Но тогда понятия о женской красоте еще не эволюционировали. И все же «египетский мост», хотя и не нашел подражательниц, был нами одобрен.

Ада Анушкович, несмотря на дарование, не стала настоящим поэтом, не выступала на поэтических вечерах и нигде не печаталась.

Но, как это ни удивительно, стихи ее были известны и нравились Маяковскому, хотя мы, петербуржцы, почти не имели с ним сношений. Не только мы, молодые, но и наши мэтры.

Осенью 20-го года Маяковский приехал «удивить Петербург» и, выступил в только недавно открывшемся Доме Искусств.

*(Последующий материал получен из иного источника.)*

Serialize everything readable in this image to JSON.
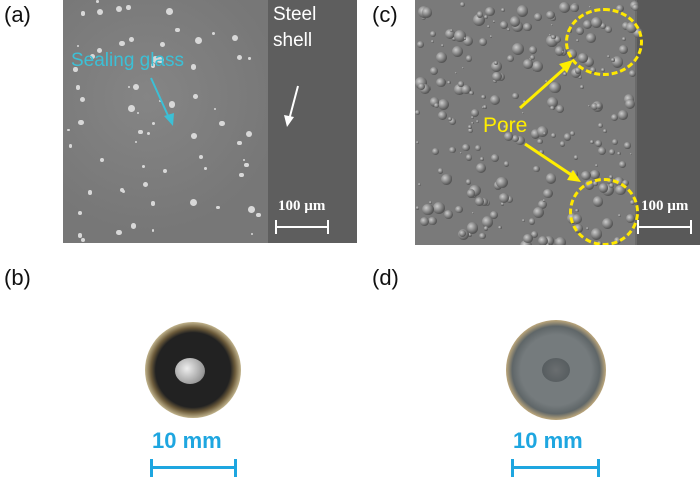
{
  "panels": {
    "a": {
      "label": "(a)",
      "material_label": "Sealing glass",
      "shell_label_line1": "Steel",
      "shell_label_line2": "shell",
      "scale_bar": "100 µm"
    },
    "b": {
      "label": "(b)",
      "scale_bar": "10 mm"
    },
    "c": {
      "label": "(c)",
      "annotation": "Pore",
      "scale_bar": "100 µm"
    },
    "d": {
      "label": "(d)",
      "scale_bar": "10 mm"
    }
  },
  "colors": {
    "cyan_annotation": "#3cc0d6",
    "yellow_annotation": "#ffee00",
    "scale_blue": "#1ea6e0"
  }
}
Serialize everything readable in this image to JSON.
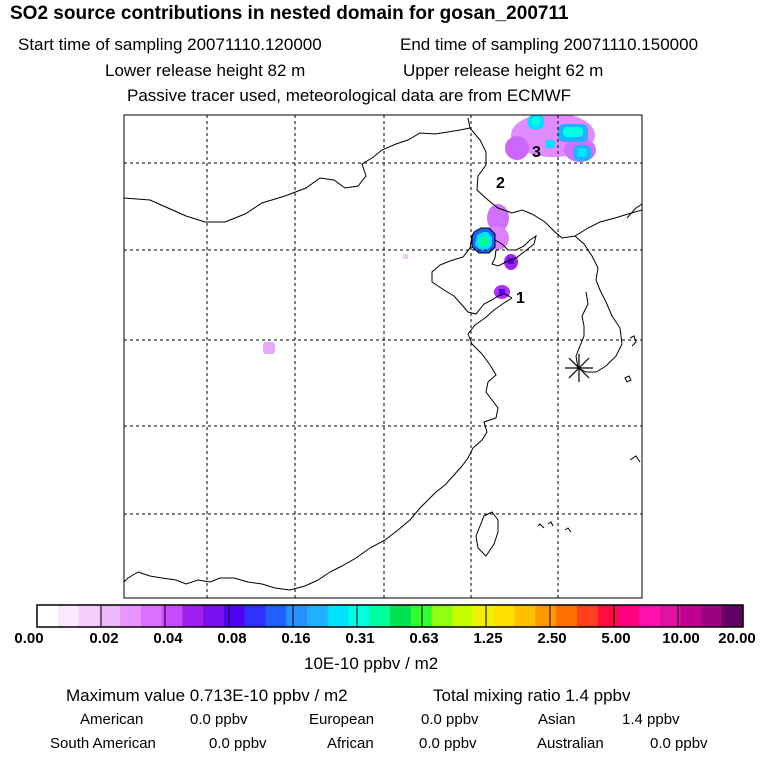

Огромный, с круглой, коротко-остриженной головой, он скорее походил на силача-крючника, чем на поэта. Читал он стихи совсем иначе, чем было принято у нас. Скорее по актерски, хотя — чего актеры никогда не делали — не только соблюдая, но и подчеркивая ритм. Голос его — голос митингового трибуна, — то гремел так, что стекла звенели, то ворковал по голубиному и журчал, как лесной ручеек.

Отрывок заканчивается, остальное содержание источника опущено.